Smiley’s People by John le Carre 1979

I’ve written previously about how I prefer not to read too much about a novel in advance of reading the novel itself – how it can prejudice the reader, shaping their expectations one way or another. But you can take that approach too far, and I think I did here. I knew Smiley’s People was one of le Carre’s series of novels about espionage during the Cold War, but it wasn’t until I glanced at the back cover after completing the novel that I found out it was the seventh in the Smiley series. Each of these novels are capable in theory of being read independently of one another, of course, but they accumulate a depth of background that over time makes the idea of them being stand-alone novels harder to sustain.

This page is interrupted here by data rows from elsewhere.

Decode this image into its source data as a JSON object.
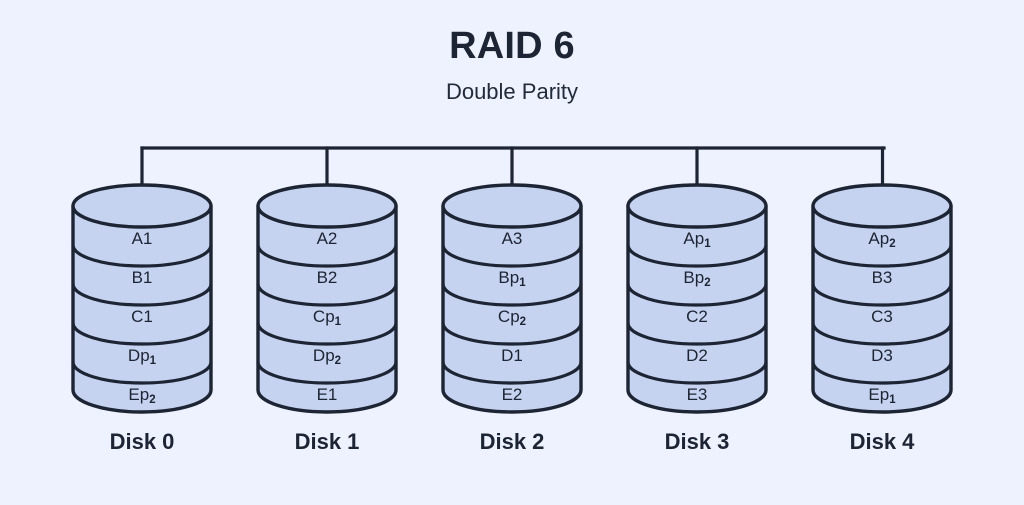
{
  "header": {
    "title": "RAID 6",
    "subtitle": "Double Parity"
  },
  "colors": {
    "background": "#eef2fe",
    "disk_fill": "#c5d3f0",
    "stroke": "#1d2433",
    "text": "#1d2433"
  },
  "diagram": {
    "type": "raid-array",
    "disk_count": 5,
    "blocks_per_disk": 5,
    "stripe_rows": [
      "A",
      "B",
      "C",
      "D",
      "E"
    ],
    "bus": {
      "label": "controller-bus",
      "orientation": "horizontal"
    }
  },
  "disks": [
    {
      "caption": "Disk 0",
      "blocks": [
        {
          "base": "A1",
          "sub": ""
        },
        {
          "base": "B1",
          "sub": ""
        },
        {
          "base": "C1",
          "sub": ""
        },
        {
          "base": "Dp",
          "sub": "1"
        },
        {
          "base": "Ep",
          "sub": "2"
        }
      ]
    },
    {
      "caption": "Disk 1",
      "blocks": [
        {
          "base": "A2",
          "sub": ""
        },
        {
          "base": "B2",
          "sub": ""
        },
        {
          "base": "Cp",
          "sub": "1"
        },
        {
          "base": "Dp",
          "sub": "2"
        },
        {
          "base": "E1",
          "sub": ""
        }
      ]
    },
    {
      "caption": "Disk 2",
      "blocks": [
        {
          "base": "A3",
          "sub": ""
        },
        {
          "base": "Bp",
          "sub": "1"
        },
        {
          "base": "Cp",
          "sub": "2"
        },
        {
          "base": "D1",
          "sub": ""
        },
        {
          "base": "E2",
          "sub": ""
        }
      ]
    },
    {
      "caption": "Disk 3",
      "blocks": [
        {
          "base": "Ap",
          "sub": "1"
        },
        {
          "base": "Bp",
          "sub": "2"
        },
        {
          "base": "C2",
          "sub": ""
        },
        {
          "base": "D2",
          "sub": ""
        },
        {
          "base": "E3",
          "sub": ""
        }
      ]
    },
    {
      "caption": "Disk 4",
      "blocks": [
        {
          "base": "Ap",
          "sub": "2"
        },
        {
          "base": "B3",
          "sub": ""
        },
        {
          "base": "C3",
          "sub": ""
        },
        {
          "base": "D3",
          "sub": ""
        },
        {
          "base": "Ep",
          "sub": "1"
        }
      ]
    }
  ]
}
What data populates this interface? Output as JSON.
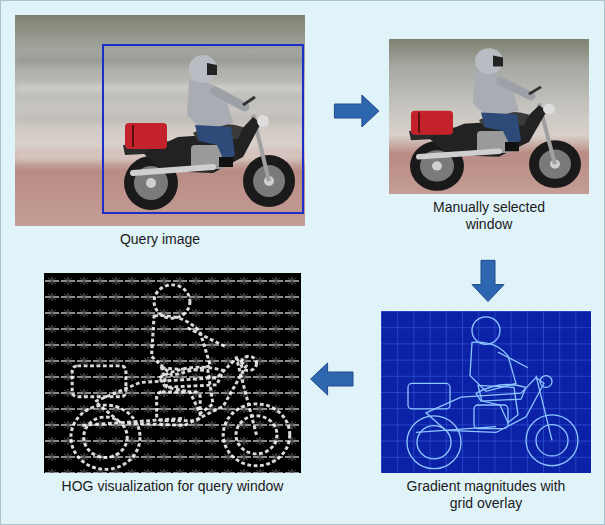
{
  "diagram": {
    "nodes": [
      {
        "text": [
          "Query image"
        ]
      },
      {
        "text": [
          "Manually selected window"
        ]
      },
      {
        "text": [
          "HOG visualization for query window"
        ]
      },
      {
        "text": [
          "Gradient magnitudes with grid overlay"
        ]
      }
    ],
    "edges": [
      {
        "from": 0,
        "to": 1,
        "arrow": "to"
      },
      {
        "from": 1,
        "to": 3,
        "arrow": "to"
      },
      {
        "from": 3,
        "to": 2,
        "arrow": "to"
      }
    ]
  }
}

Smiley’s People, as well as being the seventh Smiley novel, is also the third and final novel in what is known as the Karla trilogy, the others being Tinker Tailor Soldier Spy and The Honourable SchoolboySmiley’s People presents itself as a novel of byzantine complexity, with plots within plots. But if you take a step back in some respects it is quite simple. Karla, Smiley’s Russian nemesis, has a daughter who needs psychiatric treatment not available inside the Soviet bloc. Through an admittedly complex route Smiley eventually discovers the identity of this daughter, and the rest is relatively simple –  Karla is blackmailed into defecting to the West, the alternative being the loss of both his and his daughter’s safety and security.

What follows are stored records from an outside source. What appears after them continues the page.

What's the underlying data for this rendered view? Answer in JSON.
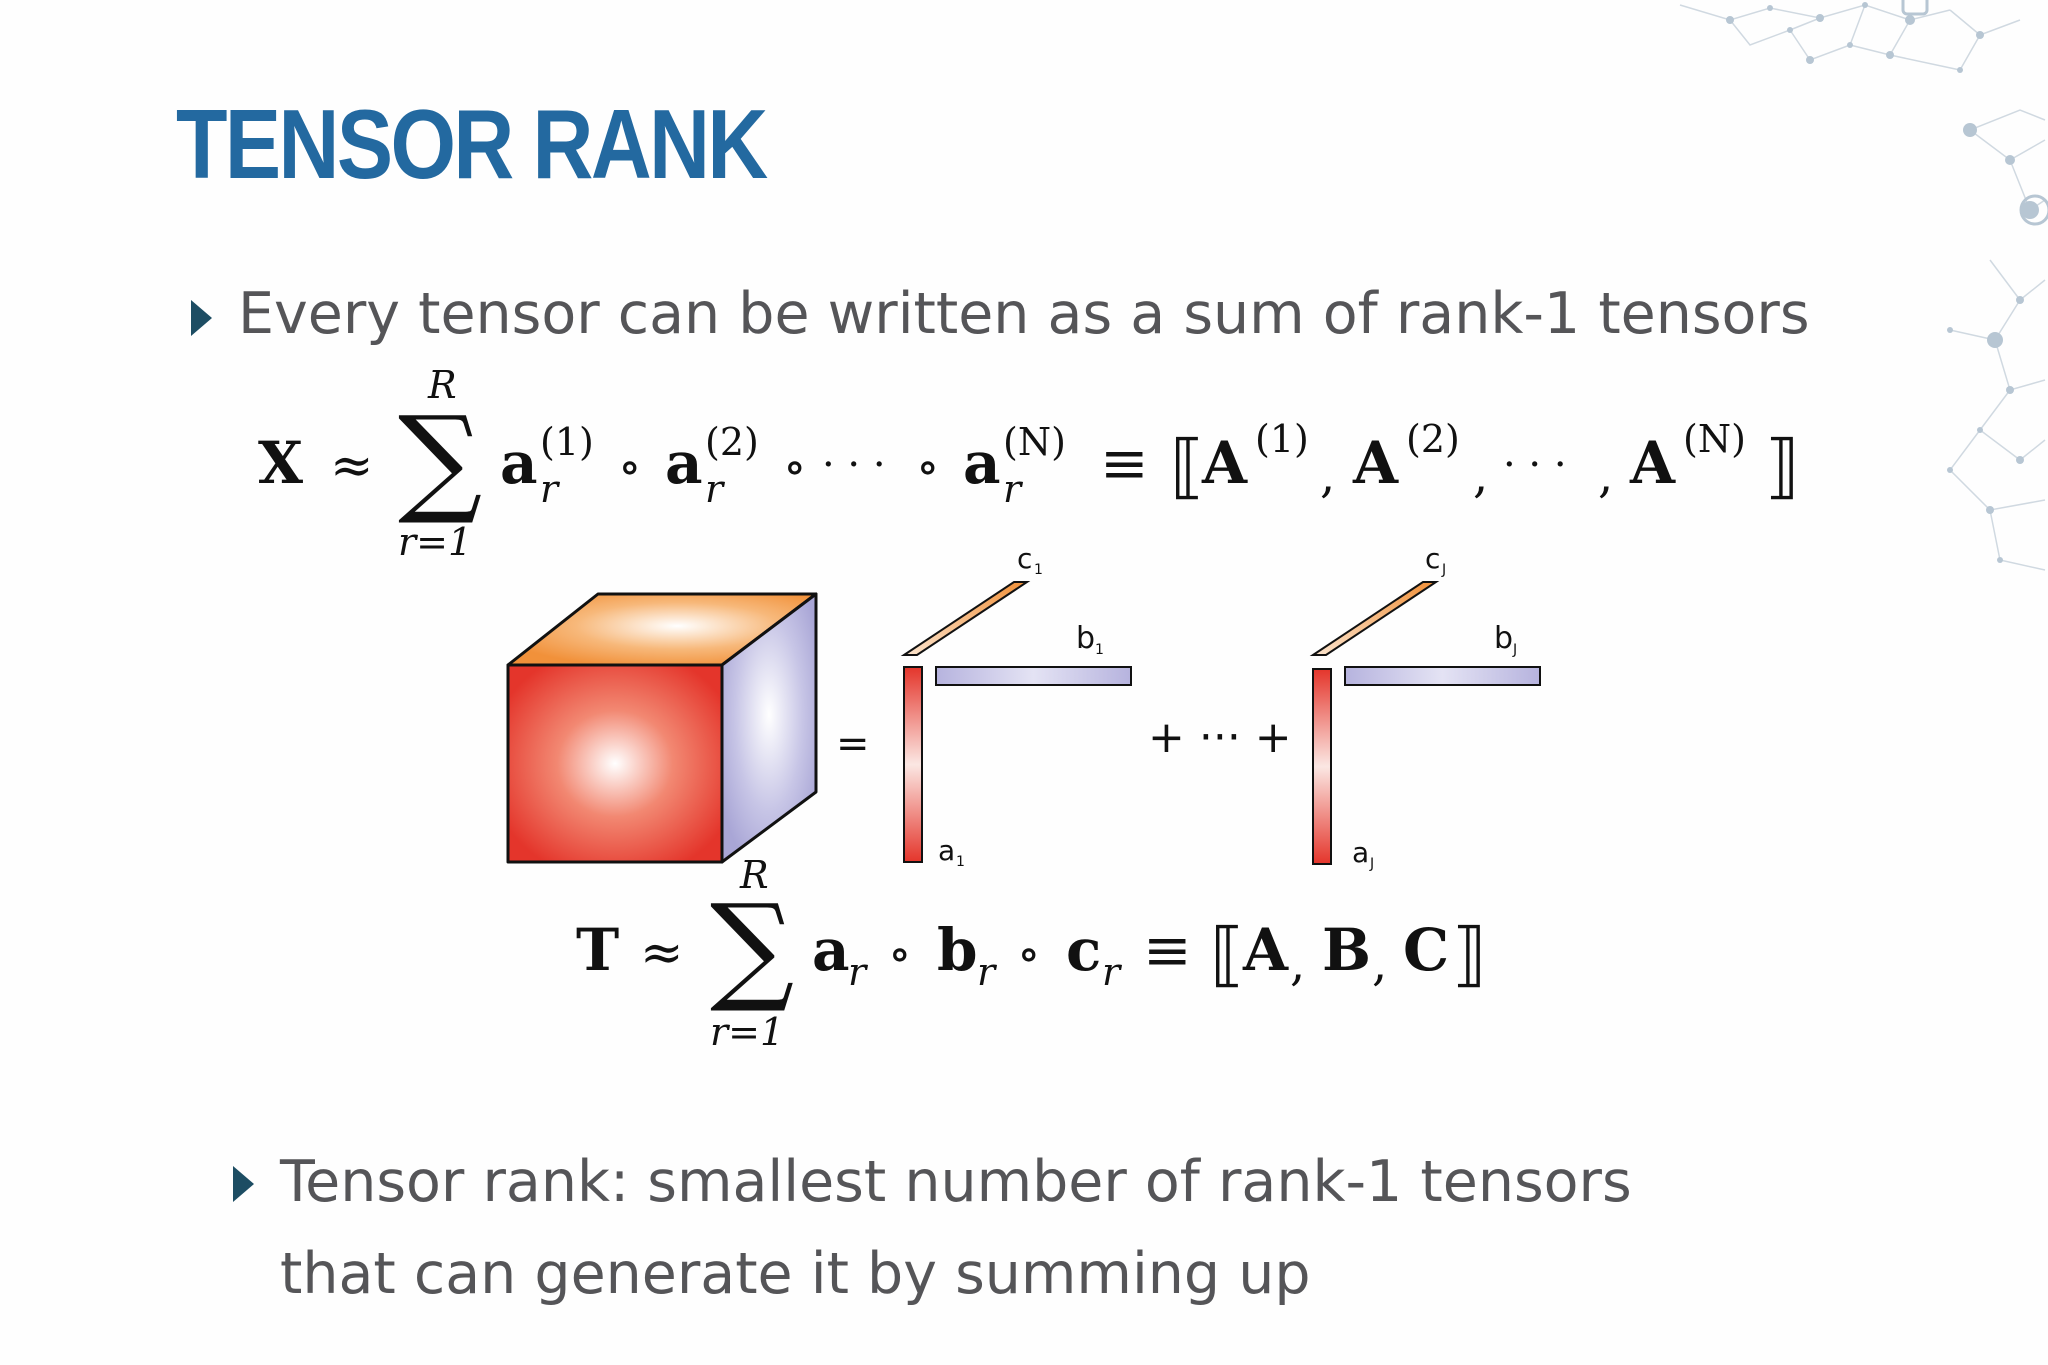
{
  "slide": {
    "title": "TENSOR RANK",
    "bullets": [
      {
        "lines": [
          "Every tensor can be written as a sum of rank-1 tensors"
        ]
      },
      {
        "lines": [
          "Tensor rank: smallest number of rank-1 tensors",
          "that can generate it by summing up"
        ]
      }
    ]
  },
  "formula_1": {
    "lhs": "X",
    "approx": "≈",
    "sum_upper": "R",
    "sum_lower": "r=1",
    "term_base": "a",
    "subscript": "r",
    "superscripts": [
      "(1)",
      "(2)",
      "(N)"
    ],
    "compose": "∘",
    "dots": "· · ·",
    "equiv": "≡",
    "matrix_base": "A",
    "matrix_superscripts": [
      "(1)",
      "(2)",
      "(N)"
    ]
  },
  "diagram": {
    "equals": "=",
    "plus_dots": "+ ··· +",
    "labels": {
      "a1": "a",
      "a1_sub": "1",
      "b1": "b",
      "b1_sub": "1",
      "c1": "c",
      "c1_sub": "1",
      "aJ": "a",
      "aJ_sub": "J",
      "bJ": "b",
      "bJ_sub": "J",
      "cJ": "c",
      "cJ_sub": "J"
    }
  },
  "formula_2": {
    "lhs": "T",
    "approx": "≈",
    "sum_upper": "R",
    "sum_lower": "r=1",
    "terms": [
      "a",
      "b",
      "c"
    ],
    "subscript": "r",
    "compose": "∘",
    "equiv": "≡",
    "factors": [
      "A",
      "B",
      "C"
    ]
  },
  "colors": {
    "title": "#2369a0",
    "bullet_arrow": "#1d4d63",
    "text": "#555558",
    "cube_front": "#e4352b",
    "cube_top": "#f1913a",
    "cube_side": "#a9a6d6"
  }
}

What I can’t be sure about is whether reading this novel out of order, as I did, would have made much difference to my appreciation and understanding of the complexities of the plot. I suspect it might have made things easier, although now I have committed this mistake I don’t think reading the earlier novels in the series would remedy the situation.

Is the novel any good? Did I enjoy reading it? Well Smiley is an enigmatic, closed down character – we really only get glimpses of his personality in, for example, his relationship with his ex-wife. He is not all-powerful – while he comes out on top in the struggle with Karla, there are avoidable losses along the way. Without giving too much away, there are deaths in the novel which are foreseeable and avoidable. If you enjoy complex novels where staying one step ahead of the protagonists is a challenge then this is one to definitely add to your TBR list. Stylistically I noticed little of the prose which made The Spy Who Came in from the Cold stand out. Here’s a scene setting from the later novel:

The café was the last in the street, if not in all Paris, to lack both a juke-box and neon lighting – and to remain open in August – though there were bagatelle tables that bumped and flashed from dawn till night. For the rest, there was the usual mid-morning hubbub, of grand politics, and horses, and whatever else Parisians talked; there was the usual trio of prostitutes murmuring among themselves, and a sullen young waiter in a soiled shirt who led them to a table in a corner that was reserved with a grimy Campari sign.

And this is from the earlier novel:

They walked to her flat through the rain and they might have been anywhere—Berlin, London, any town where paving stones turn to lakes of light in the evening rain, and the traffic shuffles despondently through wet streets.

For me there is no question as to which excerpt captures the atmosphere more effectively and concisely. I appreciate you could do the same with just about any two novels using selected quotes, but I think my point is that in the later novel le Carre gets bogged down with the procedural elements of the plot and overlooks the need to capture the moment.